Jika Aku Tahu Hari Ini Adalah Hari Terakhirmu
Jika aku tahu bahwa hari ini adalah hari terakhirmu di bumi ini, sungguh aku tidak akan lagi menyiksamu dengan selang-selang, suntikan, dan apapun lagi. Aku tidak akan memaksamu menelan butiran-butiran obat lagi. Kupikir, kau mungkin lebih memilih wafat di atas kasur hangat rumah kita … bukan di atas kasur asing dengan aroma bahan kimia yang memuakkan.
Jika aku tahu bahwa kau pada akhirnya akan pergi … biarpun rasanya sangat sakit, aku ingin membantu meringankan setidaknya sedikit penderitaanmu. Sungguh, aku akan mencoba melenyapkan keegoisanku untuk melihatmu lebih lama lagi, agar tidak membuatmu tersiksa untuk terus bertahan di saat kau benar-benar sudah tidak mampu.
Aku tidak seharusnya berkata, “kau harus bertahan.” di saat sakit itu sedang menyiksa sekujur tubuhmu. Aku harusnya berhenti membuatmu menjalani pemeriksaan di saat semuanya sudah tidak bisa terselamatkan. Aku menyesal karena terus memberatkan saat-saat terakhirmu, seakan aku sedang menentang Tuhan. Takdir Tuhan tidak bisa dibantah bukan? oleh karena itu aku adalah manusia kejam karena pernah memintamu memohon pada Tuhan agar menunda kedatangan malaikat maut ke sisimu.
Bahkan ketika kau berusaha dengan susah payah menghembuskan nafas terakhirmu yang pendek-pendek, seharusnya aku berhenti memanggil namamu, seharusnya aku membiarkanmu menarik oksigen terakhir itu dengan damai. Tetapi apa? aku malah terus saja mengusikmu hanya karena keegoisanku untuk dapat memelukmu lebih lama lagi.
Sepertinya itu bukan perjuangan, itu hanyalah wujud dari ‘keras kepala’. Tetapi aku malah menyebutnya sebagai sebuah perjuangan dalam rangka membantumu bertahan, di saat kau adalah satu-satunya orang yang menanggung semua penyakit itu … dan aku hanya duduk, menangis, dan berdoa saja.

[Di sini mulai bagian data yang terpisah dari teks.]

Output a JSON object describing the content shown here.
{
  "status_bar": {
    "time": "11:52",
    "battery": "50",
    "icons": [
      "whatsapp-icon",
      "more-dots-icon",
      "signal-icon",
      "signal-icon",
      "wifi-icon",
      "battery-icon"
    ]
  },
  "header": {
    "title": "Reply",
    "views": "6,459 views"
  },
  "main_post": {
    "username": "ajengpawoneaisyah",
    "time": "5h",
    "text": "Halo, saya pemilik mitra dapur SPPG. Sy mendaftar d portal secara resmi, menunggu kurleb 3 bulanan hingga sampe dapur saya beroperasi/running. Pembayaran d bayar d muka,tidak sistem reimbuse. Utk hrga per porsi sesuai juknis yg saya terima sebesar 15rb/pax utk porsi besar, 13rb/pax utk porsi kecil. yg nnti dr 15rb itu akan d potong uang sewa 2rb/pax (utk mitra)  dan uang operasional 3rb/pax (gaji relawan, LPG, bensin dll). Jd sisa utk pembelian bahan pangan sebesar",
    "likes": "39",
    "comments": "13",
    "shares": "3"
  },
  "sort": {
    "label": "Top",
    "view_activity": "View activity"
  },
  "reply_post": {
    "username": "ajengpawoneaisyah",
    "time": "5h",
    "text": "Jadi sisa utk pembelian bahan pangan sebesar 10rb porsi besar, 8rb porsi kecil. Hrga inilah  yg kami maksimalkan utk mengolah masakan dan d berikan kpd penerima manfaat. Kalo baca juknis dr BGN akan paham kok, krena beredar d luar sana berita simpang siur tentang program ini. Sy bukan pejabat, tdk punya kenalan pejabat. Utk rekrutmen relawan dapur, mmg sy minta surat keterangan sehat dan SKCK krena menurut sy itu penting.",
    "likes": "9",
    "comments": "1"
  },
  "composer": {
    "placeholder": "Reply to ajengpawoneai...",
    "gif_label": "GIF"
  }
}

Tidak ada apapun yang kulakukan untuk meringankan sakitmu, tak sepantasnya aku tidak menganggap semua itu adalah perjuanganku untukmu.
Jika aku tahu ini adalah pertemuan terakhir kita, seharusnya aku mengucapkan selamat tinggal dengan baik. Jikalaupun aku tidak mampu, setidaknya aku harus mengucapkan “maaf” dan “terima kasih”, biarpun kau hanya membisu dan tidak lagi sadar atas apa yang aku katakan. Hanya saja, seharusnya aku tidak memaksakan detak jatungmu dengan alat-alat yang hanya mengandalkan listrik di saat aku sepatutnya hanya berserah pada Tuhan.
Jika aku tahu bahwa ini adalah nafas terakhirmu, seharusnya aku tidak menjadikan diriku sebagai alasan kepergianmu menjadi sesuatu yang berat atau salah, karena semua manusia punya hak dan kewajiban memenuhi panggilan Sang Maha Kuasa. Semoga kau mendapatkan pahala dari kesabaranmu dalam menghadapi kemelekatanku ini, sehingga Tuhan melapangkan kuburmu. Biarpun aku masih tersiksa atas kehilangan ini, semoga saja kau tidak. Biar aku saja yang menanggung beban kehilangan ini, kau tidak pantas turut menanggung beban lagi. Pergilah dengan damai, abaikanlah ucapan-ucapan bodohku di masa lalu, kewajibanmu telah usai dan tolong berbahagialah.